Lee winked at her and laughed manically. "You don't know the half of it, my friend." He kissed Sasuke. "Revenge is sweet."

"What did I do!?" Sasuke said, wiggling. "GET AWAY FROM ME!"

Ino's lips twitched a little. "Mmm."

"Ino, get off the boy," Shikamaru sighed, noticing this movement.

"Ino–," Sasuke was puzzled for a moment, then looked out of the corner of his eye at the girl collapsed on the couch. "INO! You pig!" he shouted at Lee. "What the hell are you doing? You're supposed to be helping me cheat against Lee!"

Ino-Lee looked triumphant, and Sasuke realized that the other kids were all staring at him. Not that they hadn't been.

"Sasuke!" Sakura gasped, appalled. "You asked Ino-pig to help you cheat?! Where's your sense of honor?"

"I hate you, Ino," Sasuke muttered. Lee collapsed on his shoulder.

"That's not what you said when we were alone in Naruto's bedroom," Ino stood up, winking at him. Sakura fainted.

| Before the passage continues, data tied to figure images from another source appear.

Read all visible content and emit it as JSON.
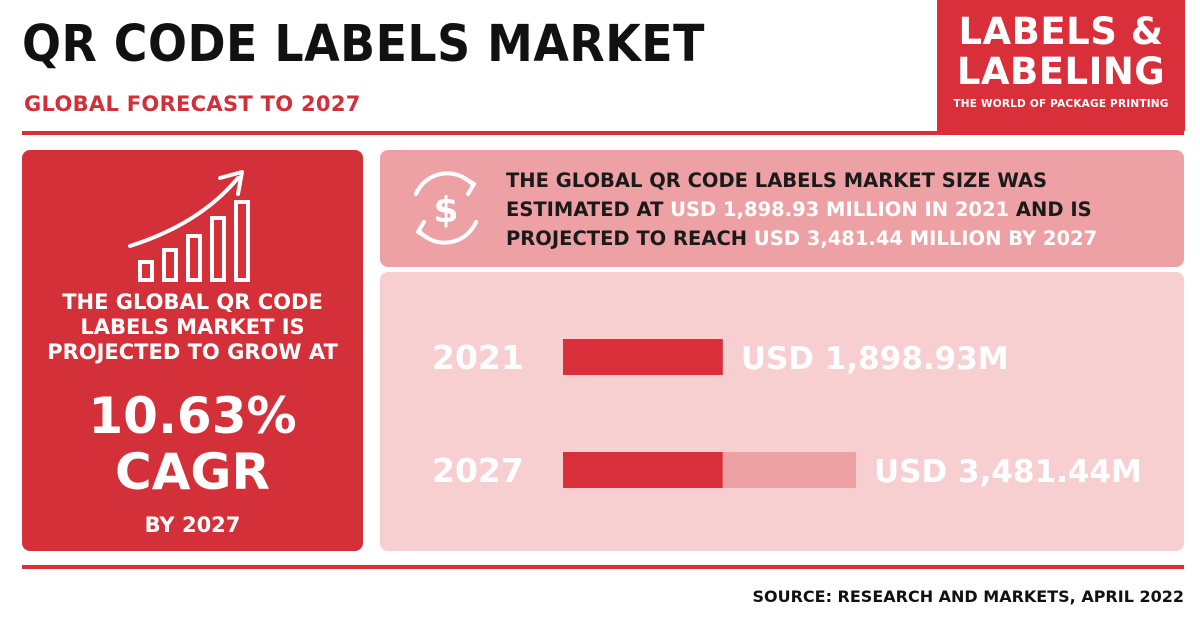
{
  "header": {
    "title": "QR CODE LABELS MARKET",
    "subtitle": "GLOBAL FORECAST TO 2027"
  },
  "logo": {
    "line1": "LABELS &",
    "line2": "LABELING",
    "tagline": "THE WORLD OF PACKAGE PRINTING"
  },
  "growth_card": {
    "icon": "bar-growth-arrow-icon",
    "lead": "THE GLOBAL QR CODE\nLABELS MARKET IS\nPROJECTED TO GROW AT",
    "cagr_value": "10.63%",
    "cagr_label": "CAGR",
    "by_label": "BY 2027"
  },
  "headline": {
    "icon": "dollar-cycle-icon",
    "part1": "THE GLOBAL QR CODE LABELS MARKET SIZE WAS ESTIMATED AT ",
    "highlight1": "USD 1,898.93 MILLION IN 2021",
    "part2": " AND IS PROJECTED TO REACH ",
    "highlight2": "USD 3,481.44 MILLION BY 2027"
  },
  "chart_data": {
    "type": "bar",
    "orientation": "horizontal",
    "categories": [
      "2021",
      "2027"
    ],
    "values": [
      1898.93,
      3481.44
    ],
    "value_labels": [
      "USD 1,898.93M",
      "USD 3,481.44M"
    ],
    "unit": "USD million",
    "title": "",
    "xlabel": "",
    "ylabel": "",
    "grid": false
  },
  "source": "SOURCE: RESEARCH AND MARKETS, APRIL 2022",
  "colors": {
    "accent": "#d92f3a",
    "card_dark": "#d4303a",
    "card_mid": "#eea1a5",
    "card_light": "#f7cfd1",
    "bar_increment": "#eea1a5",
    "text_dark": "#111111",
    "text_light": "#ffffff"
  }
}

Sasuke would have liked to help her, but Naruto and Lee got there first, Naruto wiping tears of laughter from his eyes. He would have liked to go kick their asses (for real. No silly video games for settling this.) but he was immediately assaulted the rest of the party.

"Three cheers for Courage the Cowardly Uchiha!" Tenten shouted. "King of the Dancemat and sometimes-lover of Ringo Starr and Miss Piggy!"

You're never gonna live this one down, that's for sure, chortled Inner Sasuke. There were times when Sasuke purely hated his inner self.